Sekian menit atau jam, foto para pengarang dan Ahmad Tohari beredar di media sosial. Peristiwa sastra memang menerbitkan ratusan foto dengan keterangan-keterangan pendek. Foto-foto belum mengajak orang-orang bermain
ingatan atau memberi tanggapan berupa tulisan 1-5 halaman. Orang-orang mengerti bila Ahmad Tohari itu pengarang tenar. Ia bakal selalu teringat dengan Ronggeng Dukuh Paruk. Pengenalan dicukupkan singkat, tak ada bujukan-bujukan untuk terus membicarakan sosok mengikuti beragam tema.

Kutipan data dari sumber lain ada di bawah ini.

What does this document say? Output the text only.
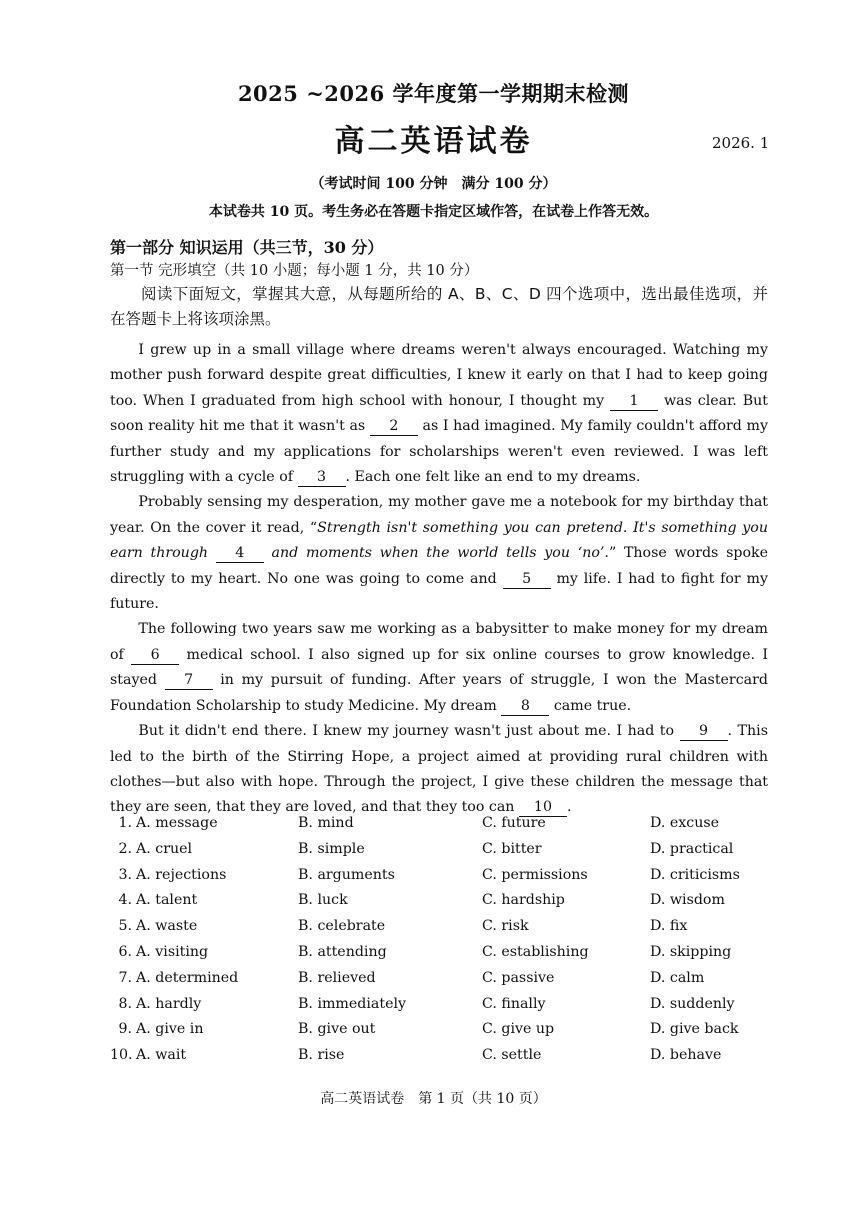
2025 ~2026 学年度第一学期期末检测
高二英语试卷	2026. 1
（考试时间 100 分钟　满分 100 分）
本试卷共 10 页。考生务必在答题卡指定区域作答，在试卷上作答无效。
第一部分 知识运用（共三节，30 分）
第一节 完形填空（共 10 小题；每小题 1 分，共 10 分）

阅读下面短文，掌握其大意，从每题所给的 A、B、C、D 四个选项中，选出最佳选项，并在答题卡上将该项涂黑。

I grew up in a small village where dreams weren't always encouraged. Watching my mother push forward despite great difficulties, I knew it early on that I had to keep going too. When I graduated from high school with honour, I thought my 1 was clear. But soon reality hit me that it wasn't as 2 as I had imagined. My family couldn't afford my further study and my applications for scholarships weren't even reviewed. I was left struggling with a cycle of 3 . Each one felt like an end to my dreams.

Probably sensing my desperation, my mother gave me a notebook for my birthday that year. On the cover it read, “Strength isn't something you can pretend. It's something you earn through 4 and moments when the world tells you ‘no’.” Those words spoke directly to my heart. No one was going to come and 5 my life. I had to fight for my future.

The following two years saw me working as a babysitter to make money for my dream of 6 medical school. I also signed up for six online courses to grow knowledge. I stayed 7 in my pursuit of funding. After years of struggle, I won the Mastercard Foundation Scholarship to study Medicine. My dream 8 came true.

But it didn't end there. I knew my journey wasn't just about me. I had to 9 . This led to the birth of the Stirring Hope, a project aimed at providing rural children with clothes—but also with hope. Through the project, I give these children the message that they are seen, that they are loved, and that they too can 10 .

1. A. message	B. mind	C. future	D. excuse
2. A. cruel	B. simple	C. bitter	D. practical
3. A. rejections	B. arguments	C. permissions	D. criticisms
4. A. talent	B. luck	C. hardship	D. wisdom
5. A. waste	B. celebrate	C. risk	D. fix
6. A. visiting	B. attending	C. establishing	D. skipping
7. A. determined	B. relieved	C. passive	D. calm
8. A. hardly	B. immediately	C. finally	D. suddenly
9. A. give in	B. give out	C. give up	D. give back
10. A. wait	B. rise	C. settle	D. behave
高二英语试卷　第 1 页（共 10 页）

Di Pesantren Tebuireng, Jombang, Ahmad Tohari tak ada di ruangan simposium. Sekian pembicara menghadirkan sebagai nama dan novel. Penjelasan agak panjang tapi disisipi keraguan untuk menaruh novel-novel
gubahan Ahmad Tohari dalam arus “sastra pesantren” atau turut dalam selera
dicap “sastra pesantren”. Pada 2022, Ahmad Tohari masih mendapat perhatian
tanpa ada tuntutan agar muncul “suara” atau “tulisan” menanggapi “sastra pesantren. Di Purwokerto, Ahmad Tohari sempat berbisik tentang usia. Kita diminta mengaitkan usia dan sastra. Ia mengaku tak lagi menulis (cerita pendek atau novel). Kita justru mau repot untuk menghubungkan persembahan sastra
dari Ahmad Tohari dan “sastra pesantren”.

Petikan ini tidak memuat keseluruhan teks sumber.